The company's consolidated average home price for the 2011 first quarter was $327,000, up slightly from $326,000 for the year-earlier period, largely due to a mix shift, which was partially offset by slightly lower pricing and fewer California deliveries.
Net new orders (excluding joint ventures) for the 2011 first quarter decreased 14% from the 2010 first quarter to 652 homes. There was a 10% increase in the number of average active selling communities from 126 to 138. The company's cancellation rate for the 2011 first quarter was 14% versus 15% for the 2010 first quarter and 23% for the 2010 fourth quarter. The total number of sales cancellations for the 2011 first quarter was 106, of which 59 cancellations related to homes in the company's 2011 first-quarter beginning backlog and 47 related to orders generated during the quarter.

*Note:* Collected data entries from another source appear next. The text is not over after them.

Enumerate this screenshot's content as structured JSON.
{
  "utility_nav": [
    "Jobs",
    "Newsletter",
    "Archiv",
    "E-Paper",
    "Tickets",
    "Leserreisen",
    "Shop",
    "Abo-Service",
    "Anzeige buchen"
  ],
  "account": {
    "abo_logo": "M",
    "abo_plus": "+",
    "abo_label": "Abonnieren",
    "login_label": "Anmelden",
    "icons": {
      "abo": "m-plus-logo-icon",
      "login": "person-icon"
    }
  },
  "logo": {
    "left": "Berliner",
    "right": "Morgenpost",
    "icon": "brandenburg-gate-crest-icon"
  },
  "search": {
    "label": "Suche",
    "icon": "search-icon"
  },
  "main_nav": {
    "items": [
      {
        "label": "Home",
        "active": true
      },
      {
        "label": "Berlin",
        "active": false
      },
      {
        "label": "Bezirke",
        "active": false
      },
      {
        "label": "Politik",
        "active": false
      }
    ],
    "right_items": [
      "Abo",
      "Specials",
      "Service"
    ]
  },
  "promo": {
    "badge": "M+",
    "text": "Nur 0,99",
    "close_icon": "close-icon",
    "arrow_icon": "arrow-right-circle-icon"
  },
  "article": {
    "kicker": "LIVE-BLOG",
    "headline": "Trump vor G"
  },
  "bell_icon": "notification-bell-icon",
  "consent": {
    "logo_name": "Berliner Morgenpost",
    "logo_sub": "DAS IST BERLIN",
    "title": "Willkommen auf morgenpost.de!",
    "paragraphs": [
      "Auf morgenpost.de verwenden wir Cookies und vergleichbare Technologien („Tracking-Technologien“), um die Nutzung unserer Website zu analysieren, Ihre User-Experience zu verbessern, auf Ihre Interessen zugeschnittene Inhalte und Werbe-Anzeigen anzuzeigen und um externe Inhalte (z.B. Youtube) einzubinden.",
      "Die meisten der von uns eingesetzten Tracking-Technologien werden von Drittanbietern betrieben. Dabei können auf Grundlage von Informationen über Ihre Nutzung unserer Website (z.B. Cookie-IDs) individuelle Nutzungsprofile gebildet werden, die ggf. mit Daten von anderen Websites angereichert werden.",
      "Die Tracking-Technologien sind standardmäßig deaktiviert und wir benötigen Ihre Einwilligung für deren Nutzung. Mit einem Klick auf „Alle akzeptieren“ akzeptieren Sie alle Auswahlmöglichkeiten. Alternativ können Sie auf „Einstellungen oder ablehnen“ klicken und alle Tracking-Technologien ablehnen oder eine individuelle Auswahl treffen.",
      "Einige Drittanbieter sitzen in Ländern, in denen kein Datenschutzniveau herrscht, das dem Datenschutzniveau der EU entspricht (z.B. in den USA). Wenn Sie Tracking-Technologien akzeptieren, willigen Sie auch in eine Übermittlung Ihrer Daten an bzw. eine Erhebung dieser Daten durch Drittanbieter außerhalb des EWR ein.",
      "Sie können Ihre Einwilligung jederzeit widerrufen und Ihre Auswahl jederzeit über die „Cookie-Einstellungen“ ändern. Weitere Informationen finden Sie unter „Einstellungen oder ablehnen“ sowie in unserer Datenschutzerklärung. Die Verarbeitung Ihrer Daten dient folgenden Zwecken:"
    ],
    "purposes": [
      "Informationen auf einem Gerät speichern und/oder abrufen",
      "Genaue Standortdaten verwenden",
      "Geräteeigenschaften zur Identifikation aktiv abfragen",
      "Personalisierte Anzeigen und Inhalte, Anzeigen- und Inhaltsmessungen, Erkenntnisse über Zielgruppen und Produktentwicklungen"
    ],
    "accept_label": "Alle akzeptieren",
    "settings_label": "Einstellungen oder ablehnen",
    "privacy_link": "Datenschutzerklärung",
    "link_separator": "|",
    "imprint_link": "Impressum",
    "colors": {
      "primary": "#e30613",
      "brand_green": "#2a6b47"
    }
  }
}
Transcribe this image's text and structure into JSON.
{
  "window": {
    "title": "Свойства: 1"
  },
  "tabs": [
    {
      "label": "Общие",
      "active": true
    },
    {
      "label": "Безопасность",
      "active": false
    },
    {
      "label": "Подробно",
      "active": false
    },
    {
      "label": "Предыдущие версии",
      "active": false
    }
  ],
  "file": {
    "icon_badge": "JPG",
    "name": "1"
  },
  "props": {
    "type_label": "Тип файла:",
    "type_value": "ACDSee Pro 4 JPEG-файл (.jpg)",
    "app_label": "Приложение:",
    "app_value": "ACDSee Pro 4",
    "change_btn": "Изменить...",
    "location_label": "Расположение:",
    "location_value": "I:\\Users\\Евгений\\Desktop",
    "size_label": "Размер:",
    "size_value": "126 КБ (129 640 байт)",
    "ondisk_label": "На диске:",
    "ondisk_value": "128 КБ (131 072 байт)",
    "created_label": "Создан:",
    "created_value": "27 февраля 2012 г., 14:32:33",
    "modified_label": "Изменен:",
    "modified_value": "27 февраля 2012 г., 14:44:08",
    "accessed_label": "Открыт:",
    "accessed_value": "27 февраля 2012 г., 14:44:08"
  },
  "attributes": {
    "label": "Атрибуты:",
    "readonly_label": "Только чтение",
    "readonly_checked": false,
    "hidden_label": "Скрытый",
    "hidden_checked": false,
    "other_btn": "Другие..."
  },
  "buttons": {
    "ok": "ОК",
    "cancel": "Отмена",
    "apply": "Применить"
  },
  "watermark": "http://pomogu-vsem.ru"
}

The dollar value of homes in backlog (excluding joint ventures) decreased 24% to $211.8 million, or 627 homes, compared with $278.3 million, or 821 homes, for the 2010 first quarter. The decrease in backlog value was driven primarily by a 14% decrease in net new orders.
Ken Campbell, CEO of Standard Pacific, said in a prepared statement: "Despite challenging housing market conditions, we continued to make progress with our strategy of opening new communities. We opened 18 new communities during the quarter and expect to open another 22 communities by the middle of the year, representing a 20% increase in community count compared with last year and bringing our total community count to north of 155." He added: "While home pricing has been under pressure over the last few quarters, our gross margin has remained above 20% for the sixth consecutive quarter. In addition, we increased the dollar value of our backlog by 54% over the 2010 fourth quarter, while holding the line on our margins in backlog."
The Irvine, Calif.-based company continues to purchase lots, Campbell pointed out, while preserving its liquidity. "Consistent with our land strategy, we approved the purchase of 2,000 lots totaling $122 million and purchased 1,100 lots for $87 million during the quarter,” he said. “With $620 million of cash on hand and the additional liquidity provided by our new senior unsecured revolving credit facility, we believe we have ample liquidity to navigate through the market downturn."
Standard Pacific operates in a number of major metropolitan areas across the country, including California, Florida, Arizona, the Carolinas, Texas, Colorado and Nevada.